# Linux users and their soundcards?



## Xe54 (Jan 20, 2012)

Hi:

How many of you are using Linux to run REW, and what sound IO hardware are you using?

So far, I've come up with the ART Dual USB Pre as the most likely candidate for an external USB interface compatible with Linux.


----------



## wbz (Feb 27, 2011)

M-Audio Mobile Pre USB newer version
I'm still exploring but it works fine with Ubuntu 10.04. The only hitch so far is the outputs are balanced so i had to make an adapter to just take one side of the output to feed tones & pinknoise to the amp.


----------



## ProfKnaakenbroed (Sep 3, 2012)

Hi friends,

being a musician I use AVLinux and MixBus as DAW (harrisonconsoles).

Unfortunatly I didn't manage to get REW working until now. :-( I'm working in optimizing my recording location and the control roomfor mixing and mastering. For that REW would just be perfect.

I use a ECM 8000 and a Trotec BS15 as an SPL meter, my soundcard is an M-Audio 2496.

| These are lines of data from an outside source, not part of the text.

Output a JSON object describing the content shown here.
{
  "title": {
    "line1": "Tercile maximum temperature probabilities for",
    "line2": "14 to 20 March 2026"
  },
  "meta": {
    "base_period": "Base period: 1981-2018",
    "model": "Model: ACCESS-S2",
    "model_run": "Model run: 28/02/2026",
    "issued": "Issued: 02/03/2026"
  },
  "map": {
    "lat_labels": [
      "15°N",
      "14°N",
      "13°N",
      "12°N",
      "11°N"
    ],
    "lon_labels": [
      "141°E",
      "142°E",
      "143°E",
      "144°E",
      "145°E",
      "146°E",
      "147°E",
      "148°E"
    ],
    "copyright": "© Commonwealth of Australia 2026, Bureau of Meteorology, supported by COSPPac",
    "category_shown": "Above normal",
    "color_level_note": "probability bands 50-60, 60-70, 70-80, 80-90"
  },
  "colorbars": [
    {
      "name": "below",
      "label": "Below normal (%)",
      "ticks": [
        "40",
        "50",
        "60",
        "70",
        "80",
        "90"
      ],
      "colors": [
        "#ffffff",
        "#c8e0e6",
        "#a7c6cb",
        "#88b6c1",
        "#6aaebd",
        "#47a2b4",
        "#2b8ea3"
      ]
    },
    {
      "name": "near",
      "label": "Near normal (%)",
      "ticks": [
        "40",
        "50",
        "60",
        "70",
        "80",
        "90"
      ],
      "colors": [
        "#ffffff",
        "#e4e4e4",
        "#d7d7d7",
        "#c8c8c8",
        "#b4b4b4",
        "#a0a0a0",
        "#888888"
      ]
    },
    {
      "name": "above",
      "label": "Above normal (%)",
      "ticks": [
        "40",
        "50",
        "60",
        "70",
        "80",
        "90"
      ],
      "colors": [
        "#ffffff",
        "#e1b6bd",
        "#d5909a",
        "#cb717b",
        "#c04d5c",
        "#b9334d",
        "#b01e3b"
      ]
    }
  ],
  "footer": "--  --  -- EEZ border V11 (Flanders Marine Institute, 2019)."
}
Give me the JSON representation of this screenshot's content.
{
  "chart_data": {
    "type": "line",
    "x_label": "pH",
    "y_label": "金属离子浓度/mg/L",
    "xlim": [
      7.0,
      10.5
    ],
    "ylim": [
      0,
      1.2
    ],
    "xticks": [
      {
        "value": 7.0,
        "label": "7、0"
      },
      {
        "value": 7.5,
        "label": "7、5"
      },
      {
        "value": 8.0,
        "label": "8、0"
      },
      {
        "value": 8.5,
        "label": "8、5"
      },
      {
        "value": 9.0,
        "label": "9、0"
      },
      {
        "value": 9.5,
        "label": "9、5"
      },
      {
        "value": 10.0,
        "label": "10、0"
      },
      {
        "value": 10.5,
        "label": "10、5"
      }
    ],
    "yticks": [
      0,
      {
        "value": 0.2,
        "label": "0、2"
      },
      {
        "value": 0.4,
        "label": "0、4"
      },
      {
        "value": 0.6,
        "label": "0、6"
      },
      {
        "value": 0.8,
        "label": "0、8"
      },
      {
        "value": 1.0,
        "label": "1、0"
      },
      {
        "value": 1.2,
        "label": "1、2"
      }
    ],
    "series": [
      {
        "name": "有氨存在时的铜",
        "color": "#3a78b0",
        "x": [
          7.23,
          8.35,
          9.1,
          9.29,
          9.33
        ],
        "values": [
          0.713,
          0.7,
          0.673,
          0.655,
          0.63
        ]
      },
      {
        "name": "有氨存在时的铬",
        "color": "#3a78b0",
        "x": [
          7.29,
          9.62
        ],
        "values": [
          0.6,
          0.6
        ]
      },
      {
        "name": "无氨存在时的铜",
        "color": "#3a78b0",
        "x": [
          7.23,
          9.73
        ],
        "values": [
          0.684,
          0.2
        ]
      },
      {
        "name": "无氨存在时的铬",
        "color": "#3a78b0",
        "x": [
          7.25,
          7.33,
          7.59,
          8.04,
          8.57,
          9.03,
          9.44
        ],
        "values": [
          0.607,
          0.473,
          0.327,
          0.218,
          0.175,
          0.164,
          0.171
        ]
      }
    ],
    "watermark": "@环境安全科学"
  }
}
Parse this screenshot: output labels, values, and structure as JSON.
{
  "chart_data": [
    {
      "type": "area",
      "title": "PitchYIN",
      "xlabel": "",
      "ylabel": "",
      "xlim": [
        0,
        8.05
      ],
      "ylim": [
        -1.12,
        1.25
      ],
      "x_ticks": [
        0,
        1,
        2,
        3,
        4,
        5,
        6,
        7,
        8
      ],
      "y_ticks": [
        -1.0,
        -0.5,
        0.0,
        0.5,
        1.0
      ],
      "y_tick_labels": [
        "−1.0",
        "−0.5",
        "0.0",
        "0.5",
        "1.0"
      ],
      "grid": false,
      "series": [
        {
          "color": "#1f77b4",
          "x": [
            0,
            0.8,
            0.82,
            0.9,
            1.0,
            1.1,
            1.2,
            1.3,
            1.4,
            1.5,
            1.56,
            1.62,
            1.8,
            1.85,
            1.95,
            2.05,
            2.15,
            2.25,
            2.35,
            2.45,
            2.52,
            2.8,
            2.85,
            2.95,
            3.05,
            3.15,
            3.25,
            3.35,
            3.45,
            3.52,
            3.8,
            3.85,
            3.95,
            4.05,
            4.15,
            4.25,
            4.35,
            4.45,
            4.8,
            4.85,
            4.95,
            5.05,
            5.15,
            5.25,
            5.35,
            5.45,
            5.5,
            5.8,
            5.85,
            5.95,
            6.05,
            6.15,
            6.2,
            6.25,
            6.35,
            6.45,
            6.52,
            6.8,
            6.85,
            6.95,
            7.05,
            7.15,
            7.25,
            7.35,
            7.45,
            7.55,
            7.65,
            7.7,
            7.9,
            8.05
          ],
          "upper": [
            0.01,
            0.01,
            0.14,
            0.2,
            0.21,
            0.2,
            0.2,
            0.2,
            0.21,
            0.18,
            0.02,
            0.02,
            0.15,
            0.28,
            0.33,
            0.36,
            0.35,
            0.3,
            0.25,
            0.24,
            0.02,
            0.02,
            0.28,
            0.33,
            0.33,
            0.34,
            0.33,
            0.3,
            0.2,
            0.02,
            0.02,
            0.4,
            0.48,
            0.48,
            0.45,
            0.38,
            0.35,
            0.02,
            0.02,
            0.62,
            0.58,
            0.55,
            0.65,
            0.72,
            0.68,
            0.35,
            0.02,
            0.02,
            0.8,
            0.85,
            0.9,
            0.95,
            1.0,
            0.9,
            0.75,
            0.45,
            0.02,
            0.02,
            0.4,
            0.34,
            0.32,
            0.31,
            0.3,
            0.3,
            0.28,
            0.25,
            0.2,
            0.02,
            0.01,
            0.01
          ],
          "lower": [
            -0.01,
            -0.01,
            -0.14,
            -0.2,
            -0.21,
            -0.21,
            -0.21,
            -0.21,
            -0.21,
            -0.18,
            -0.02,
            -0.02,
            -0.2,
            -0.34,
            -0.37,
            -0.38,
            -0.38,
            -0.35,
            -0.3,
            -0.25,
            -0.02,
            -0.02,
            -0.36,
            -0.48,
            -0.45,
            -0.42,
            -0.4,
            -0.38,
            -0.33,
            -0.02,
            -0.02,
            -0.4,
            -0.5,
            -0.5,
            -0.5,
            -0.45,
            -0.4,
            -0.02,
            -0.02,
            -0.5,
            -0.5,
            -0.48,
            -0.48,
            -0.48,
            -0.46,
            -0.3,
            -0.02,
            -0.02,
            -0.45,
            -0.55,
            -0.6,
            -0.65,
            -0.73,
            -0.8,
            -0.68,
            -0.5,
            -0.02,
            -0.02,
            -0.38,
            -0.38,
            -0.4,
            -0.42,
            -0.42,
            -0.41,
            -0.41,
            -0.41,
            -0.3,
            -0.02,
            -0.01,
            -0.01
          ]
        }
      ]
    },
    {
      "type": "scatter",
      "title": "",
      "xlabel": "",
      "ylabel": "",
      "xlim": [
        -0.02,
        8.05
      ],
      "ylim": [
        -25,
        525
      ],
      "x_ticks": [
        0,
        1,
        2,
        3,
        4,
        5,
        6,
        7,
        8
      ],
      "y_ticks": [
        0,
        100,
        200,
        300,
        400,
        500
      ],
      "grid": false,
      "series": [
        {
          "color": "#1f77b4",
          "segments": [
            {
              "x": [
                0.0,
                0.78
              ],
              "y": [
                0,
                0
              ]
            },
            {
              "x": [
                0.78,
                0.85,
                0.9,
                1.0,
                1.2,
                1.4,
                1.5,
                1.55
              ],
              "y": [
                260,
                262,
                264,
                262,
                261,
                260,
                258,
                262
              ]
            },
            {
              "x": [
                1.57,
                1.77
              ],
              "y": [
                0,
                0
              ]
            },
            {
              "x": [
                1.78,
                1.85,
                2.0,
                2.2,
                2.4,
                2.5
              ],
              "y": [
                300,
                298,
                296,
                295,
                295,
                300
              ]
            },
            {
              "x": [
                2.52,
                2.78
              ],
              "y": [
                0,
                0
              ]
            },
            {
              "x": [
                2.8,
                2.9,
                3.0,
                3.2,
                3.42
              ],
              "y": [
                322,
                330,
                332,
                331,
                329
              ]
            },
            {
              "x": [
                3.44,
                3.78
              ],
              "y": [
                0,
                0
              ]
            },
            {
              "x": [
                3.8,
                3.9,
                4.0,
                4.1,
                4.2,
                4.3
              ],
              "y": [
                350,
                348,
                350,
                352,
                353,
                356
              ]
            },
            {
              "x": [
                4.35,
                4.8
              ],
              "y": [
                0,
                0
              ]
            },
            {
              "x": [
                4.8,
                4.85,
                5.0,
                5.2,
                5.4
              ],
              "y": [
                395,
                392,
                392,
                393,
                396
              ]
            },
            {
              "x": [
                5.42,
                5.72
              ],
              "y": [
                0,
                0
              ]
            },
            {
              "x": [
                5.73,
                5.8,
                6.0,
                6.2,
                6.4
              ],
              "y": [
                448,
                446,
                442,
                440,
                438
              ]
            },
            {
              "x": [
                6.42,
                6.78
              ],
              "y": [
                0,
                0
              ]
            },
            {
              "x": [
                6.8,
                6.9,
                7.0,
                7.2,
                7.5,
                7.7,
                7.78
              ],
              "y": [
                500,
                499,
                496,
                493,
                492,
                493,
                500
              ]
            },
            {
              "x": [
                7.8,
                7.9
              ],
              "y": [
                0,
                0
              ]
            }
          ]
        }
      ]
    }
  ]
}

As Soon as get REW working in my environment, I'll report here to help other Linuxers.

Great software :T carry on, guys ! Hope I'll get it running here.

Yours Prof Knaakenbroed


----------



## scix (Mar 5, 2011)

I'm using an Asus Essence STX. Seems to work okay with a calibrated ECM8000 and a no-name SPL meter.


----------



## reibian (Jan 14, 2013)

A newbie here.
I'm trying to REW w/o any external card on a laptop running Ubuntu 11.10, which does create a little headache; no line inputs nor outputs, just the onboard mic in and headphone out. 
I'm in the middle of deciding which mic to get UMIK-1 or UMM-6. This way I'd avoid introducing the freq.response of the pre amp/dac in the mix, assuming the calibration files on these mics are made with their outputs going straight to the measuring PC via USB. 

Sony Vaio VGN-FB53B <Intel® Core™2 CPU T5500 1.66GHz>
SigmaTel STAC9872AK <Audio chip>

Although I could be all wrong in my assumptions...


----------